Implementation:Microsoft Onnxruntime CUDA View
| Knowledge Sources | |
|---|---|
| Domains | Training, CUDA_Kernels |
| Last Updated | 2026-02-10 04:00 GMT |
Overview
Concrete tool for creating multiple tensor views of a single contiguous buffer in the ONNX Runtime CUDA training framework.
Description
Implements the View operator for CUDA that splits a single input tensor into multiple output tensors by reinterpreting its memory layout. Up to 1024 output views are supported (view_count_limit). Each output shape is specified by a separate 1-D shape input tensor (CPU memory). The operator computes byte offsets for each view and validates that total output size matches the input buffer size. When the allocation planner aliases output memory to the input buffer, views are created as zero-copy offsets (SetByteOffset); when aliasing is not possible, device-to-device memcpy is used. All shape inputs are declared with CPU memory type, and all outputs alias input[0] via GenerateAliasMapping.
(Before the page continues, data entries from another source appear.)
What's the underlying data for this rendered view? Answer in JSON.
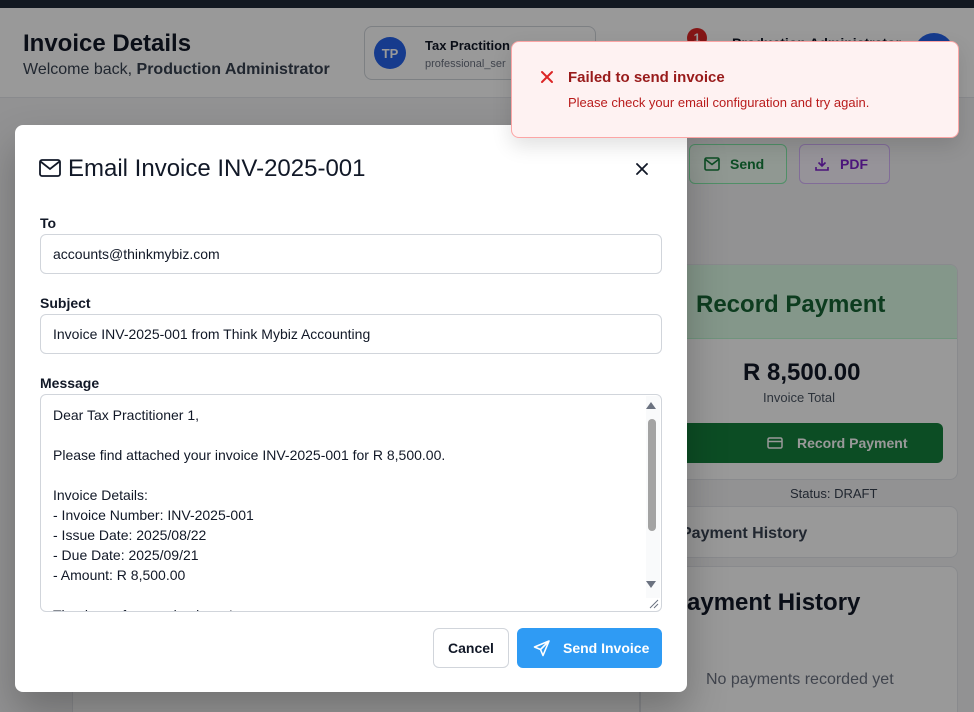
{
  "header": {
    "title": "Invoice Details",
    "welcome_prefix": "Welcome back,",
    "welcome_user": "Production Administrator",
    "user_chip": {
      "initials": "TP",
      "name": "Tax Practition",
      "role": "professional_ser"
    },
    "notification_count": "1",
    "admin_name": "Production Administrator"
  },
  "actions": {
    "send_label": "Send",
    "pdf_label": "PDF"
  },
  "payment": {
    "title": "Record Payment",
    "amount": "R 8,500.00",
    "amount_label": "Invoice Total",
    "button_label": "Record Payment",
    "status": "Status: DRAFT"
  },
  "history": {
    "tab_label": "Payment History",
    "title": "Payment History",
    "empty": "No payments recorded yet"
  },
  "modal": {
    "title": "Email Invoice INV-2025-001",
    "to_label": "To",
    "to_value": "accounts@thinkmybiz.com",
    "subject_label": "Subject",
    "subject_value": "Invoice INV-2025-001 from Think Mybiz Accounting",
    "message_label": "Message",
    "message_value": "Dear Tax Practitioner 1,\n\nPlease find attached your invoice INV-2025-001 for R 8,500.00.\n\nInvoice Details:\n- Invoice Number: INV-2025-001\n- Issue Date: 2025/08/22\n- Due Date: 2025/09/21\n- Amount: R 8,500.00\n\nThank you for your business!",
    "cancel_label": "Cancel",
    "send_label": "Send Invoice"
  },
  "toast": {
    "title": "Failed to send invoice",
    "description": "Please check your email configuration and try again."
  },
  "colors": {
    "primary": "#2f9bf4",
    "success": "#15803d",
    "error": "#dc2626",
    "toast_bg": "#fef2f2"
  }
}
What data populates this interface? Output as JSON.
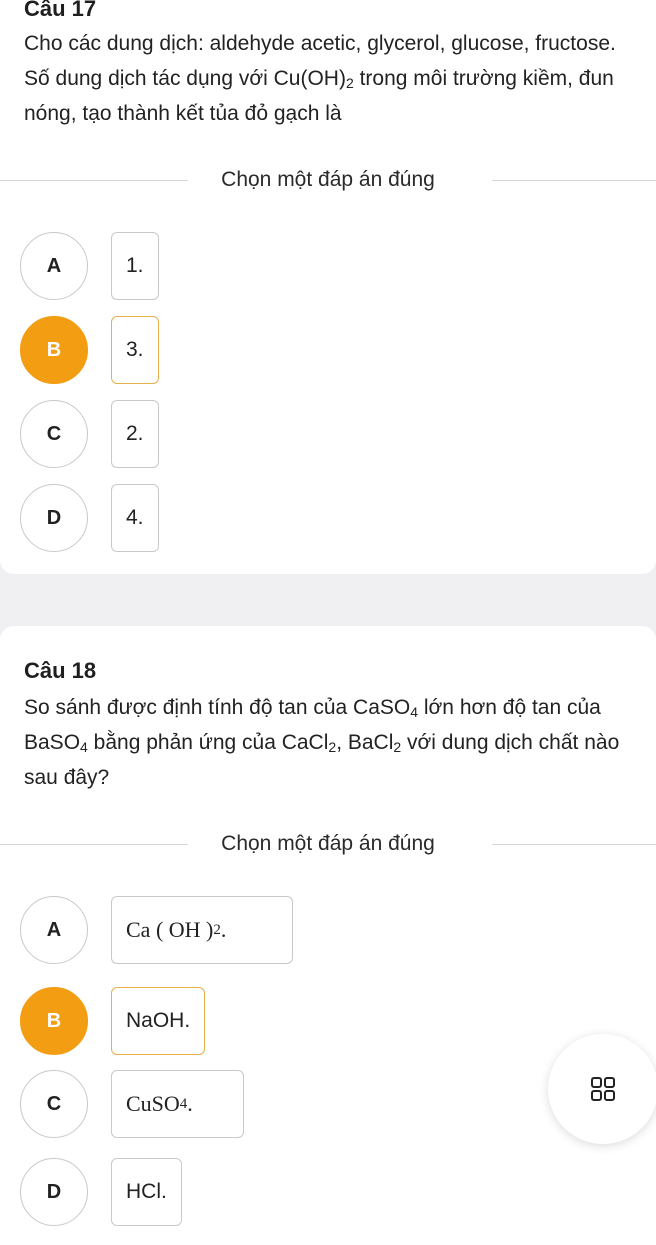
{
  "q17": {
    "title": "Câu 17",
    "text_before": "Cho các dung dịch: aldehyde acetic, glycerol, glucose, fructose. Số dung dịch tác dụng với Cu(OH)",
    "text_sub": "2",
    "text_after": " trong môi trường kiềm, đun nóng, tạo thành kết tủa đỏ gạch là",
    "prompt": "Chọn một đáp án đúng",
    "options": [
      {
        "letter": "A",
        "text": "1."
      },
      {
        "letter": "B",
        "text": "3."
      },
      {
        "letter": "C",
        "text": "2."
      },
      {
        "letter": "D",
        "text": "4."
      }
    ],
    "selected": "B"
  },
  "q18": {
    "title": "Câu 18",
    "text_parts": [
      "So sánh được định tính độ tan của CaSO",
      "4",
      " lớn hơn độ tan của BaSO",
      "4",
      " bằng phản ứng của CaCl",
      "2",
      ", BaCl",
      "2",
      " với dung dịch chất nào sau đây?"
    ],
    "prompt": "Chọn một đáp án đúng",
    "options": [
      {
        "letter": "A",
        "text_main": "Ca ( OH ) ",
        "text_sub": "2",
        "text_end": "."
      },
      {
        "letter": "B",
        "text": "NaOH."
      },
      {
        "letter": "C",
        "text_main": "CuSO ",
        "text_sub": "4",
        "text_end": "."
      },
      {
        "letter": "D",
        "text": "HCl."
      }
    ],
    "selected": "B"
  },
  "fab_icon": "grid-icon",
  "colors": {
    "accent": "#f29d12",
    "selected_border": "#e7b04a"
  }
}
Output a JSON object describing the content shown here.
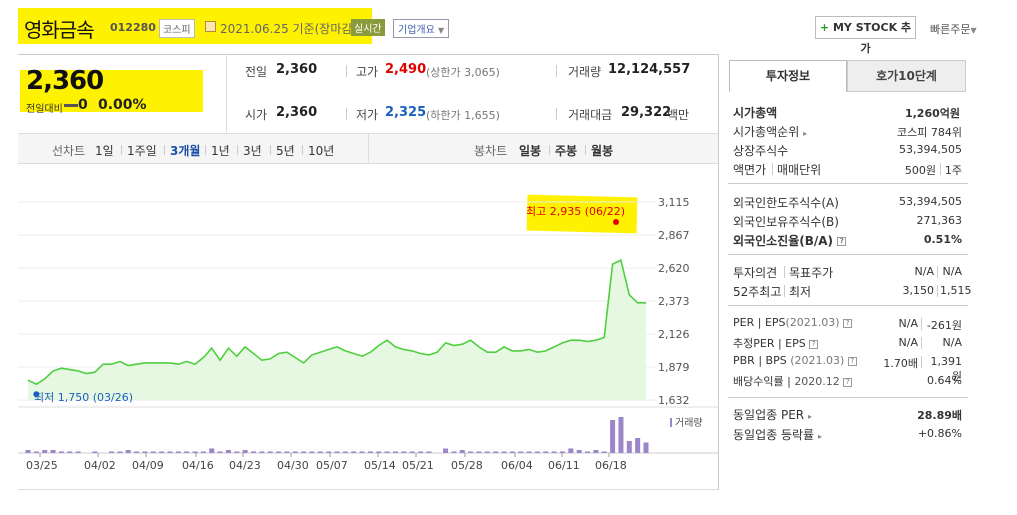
{
  "header": {
    "stock_name": "영화금속",
    "code": "012280",
    "market": "코스피",
    "date": "2021.06.25 기준(장마감)",
    "realtime_badge": "실시간",
    "company_overview": "기업개요",
    "mystock_plus": "+",
    "mystock_label": "MY STOCK 추가",
    "quick_order": "빠른주문"
  },
  "price": {
    "current": "2,360",
    "change_label": "전일대비",
    "change_value": "0",
    "change_pct": "0.00%"
  },
  "quote": {
    "prev_label": "전일",
    "prev": "2,360",
    "high_label": "고가",
    "high": "2,490",
    "upper_limit": "(상한가 3,065)",
    "volume_label": "거래량",
    "volume": "12,124,557",
    "open_label": "시가",
    "open": "2,360",
    "low_label": "저가",
    "low": "2,325",
    "lower_limit": "(하한가 1,655)",
    "amount_label": "거래대금",
    "amount": "29,322",
    "amount_unit": "백만"
  },
  "period_bar": {
    "line_chart": "선차트",
    "periods": [
      "1일",
      "1주일",
      "3개월",
      "1년",
      "3년",
      "5년",
      "10년"
    ],
    "selected": "3개월",
    "candle_chart": "봉차트",
    "candles": [
      "일봉",
      "주봉",
      "월봉"
    ]
  },
  "colors": {
    "up": "#e00000",
    "down": "#1a5fc0",
    "line": "#4fcf3f",
    "area": "#e6f8e2",
    "volume": "#9b86c9"
  },
  "chart_data": {
    "type": "area",
    "title": "",
    "price_ticks": [
      3115,
      2867,
      2620,
      2373,
      2126,
      1879,
      1632
    ],
    "ylim": [
      1632,
      3115
    ],
    "x_tick_labels": [
      "03/25",
      "04/02",
      "04/09",
      "04/16",
      "04/23",
      "04/30",
      "05/07",
      "05/14",
      "05/21",
      "05/28",
      "06/04",
      "06/11",
      "06/18"
    ],
    "max_annotation": "최고 2,935 (06/22)",
    "min_annotation": "최저 1,750 (03/26)",
    "volume_label": "거래량",
    "prices": [
      1780,
      1750,
      1790,
      1850,
      1870,
      1860,
      1850,
      1830,
      1840,
      1900,
      1900,
      1920,
      1890,
      1900,
      1910,
      1910,
      1910,
      1910,
      1900,
      1920,
      1900,
      1950,
      2020,
      1930,
      2020,
      1960,
      2030,
      1980,
      1930,
      1940,
      1980,
      1990,
      1950,
      1910,
      1970,
      1990,
      2010,
      2030,
      2000,
      1980,
      1960,
      1990,
      2040,
      2080,
      2030,
      2010,
      2000,
      1980,
      1970,
      1990,
      2060,
      2040,
      2050,
      2080,
      2030,
      1990,
      1990,
      2030,
      2000,
      2000,
      2010,
      1990,
      2000,
      2030,
      2060,
      2080,
      2080,
      2070,
      2080,
      2100,
      2650,
      2680,
      2420,
      2360,
      2360
    ],
    "volumes": [
      2,
      1,
      2,
      2,
      1,
      1,
      1,
      0,
      1,
      0,
      1,
      1,
      2,
      1,
      1,
      1,
      1,
      1,
      1,
      1,
      1,
      1,
      3,
      1,
      2,
      1,
      2,
      1,
      1,
      1,
      1,
      1,
      1,
      1,
      1,
      1,
      1,
      1,
      1,
      1,
      1,
      1,
      1,
      1,
      1,
      1,
      1,
      1,
      1,
      0,
      3,
      1,
      2,
      1,
      1,
      1,
      1,
      1,
      1,
      1,
      1,
      1,
      1,
      1,
      1,
      3,
      2,
      1,
      2,
      1,
      22,
      24,
      8,
      10,
      7
    ]
  },
  "right_panel": {
    "tabs": [
      "투자정보",
      "호가10단계"
    ],
    "market_cap_label": "시가총액",
    "market_cap": "1,260억원",
    "market_cap_rank_label": "시가총액순위",
    "market_cap_rank": "코스피 784위",
    "shares_label": "상장주식수",
    "shares": "53,394,505",
    "par_label": "액면가",
    "trade_unit_label": "매매단위",
    "par": "500원",
    "trade_unit": "1주",
    "foreign_limit_label": "외국인한도주식수(A)",
    "foreign_limit": "53,394,505",
    "foreign_hold_label": "외국인보유주식수(B)",
    "foreign_hold": "271,363",
    "foreign_ratio_label": "외국인소진율(B/A)",
    "foreign_ratio": "0.51%",
    "opinion_label": "투자의견",
    "target_label": "목표주가",
    "opinion": "N/A",
    "target": "N/A",
    "w52_high_label": "52주최고",
    "w52_low_label": "최저",
    "w52_high": "3,150",
    "w52_low": "1,515",
    "per_label": "PER",
    "eps_label": "EPS",
    "per_period": "(2021.03)",
    "per": "N/A",
    "eps": "-261원",
    "est_per_label": "추정PER",
    "est_eps_label": "EPS",
    "est_per": "N/A",
    "est_eps": "N/A",
    "pbr_label": "PBR",
    "bps_label": "BPS",
    "bps_period": "(2021.03)",
    "pbr": "1.70배",
    "bps": "1,391원",
    "div_label": "배당수익률",
    "div_period": "2020.12",
    "div": "0.64%",
    "sector_per_label": "동일업종 PER",
    "sector_per": "28.89배",
    "sector_chg_label": "동일업종 등락률",
    "sector_chg": "+0.86%"
  }
}
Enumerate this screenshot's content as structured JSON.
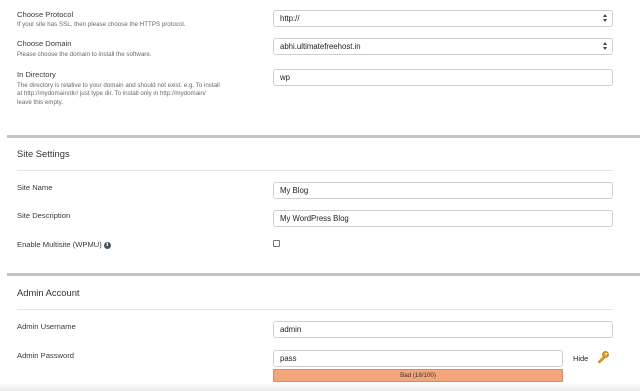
{
  "protocol": {
    "label": "Choose Protocol",
    "hint": "If your site has SSL, then please choose the HTTPS protocol.",
    "value": "http://"
  },
  "domain": {
    "label": "Choose Domain",
    "hint": "Please choose the domain to install the software.",
    "value": "abhi.ultimatefreehost.in"
  },
  "directory": {
    "label": "In Directory",
    "hint_lines": [
      "The directory is relative to your domain and should not exist. e.g. To install",
      "at http://mydomain/dir/ just type dir. To install only in http://mydomain/",
      "leave this empty."
    ],
    "value": "wp"
  },
  "site_settings": {
    "title": "Site Settings",
    "site_name_label": "Site Name",
    "site_name_value": "My Blog",
    "site_description_label": "Site Description",
    "site_description_value": "My WordPress Blog",
    "multisite_label": "Enable Multisite (WPMU)",
    "multisite_info_glyph": "i",
    "multisite_checked": false
  },
  "admin_account": {
    "title": "Admin Account",
    "username_label": "Admin Username",
    "username_value": "admin",
    "password_label": "Admin Password",
    "password_value": "pass",
    "hide_label": "Hide",
    "strength_text": "Bad (18/100)",
    "strength_score": 18,
    "strength_color": "#f4a57c",
    "key_icon": "key-icon"
  }
}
Supports all fixed-size tensor types.
Usage
Used during training to partition weight or activation buffers into multiple logical tensors without copying, enabling efficient memory reuse in optimizer and model parallelism scenarios.
Code Reference
Source Location
- Repository: Microsoft_Onnxruntime
- File: orttraining/orttraining/training_ops/cuda/tensor/view.cc
- Lines: 1-90
Signature
class View : public CudaKernel {
Status ComputeInternal(OpKernelContext* context) const;
};
Import
#include "orttraining/training_ops/cuda/tensor/view.h"
I/O Contract
Inputs
| Name | Type | Required | Description |
|---|---|---|---|
| input | Tensor(T) | Yes | Input tensor (contiguous buffer) |
| shapes | Tensor(int64_t)... | Yes | 1-D shape tensors for each view (CPU memory, up to 1024) |
Outputs
| Name | Type | Description |
|---|---|---|
| views | Tensor(T)... | Output view tensors (aliased to input buffer, up to 1024) |
Usage Examples
ONNX_OPERATOR_KERNEL_EX(View, kMSDomain, 1, kCudaExecutionProvider,
(*KernelDefBuilder::Create())
.TypeConstraint("T", DataTypeImpl::AllFixedSizeTensorTypes())
.TypeConstraint("shapes", DataTypeImpl::GetTensorType<int64_t>())
.InputMemoryType(OrtMemTypeCPUInput, GenerateInputMemoryType())
.Alias(GenerateAliasMapping()),
View);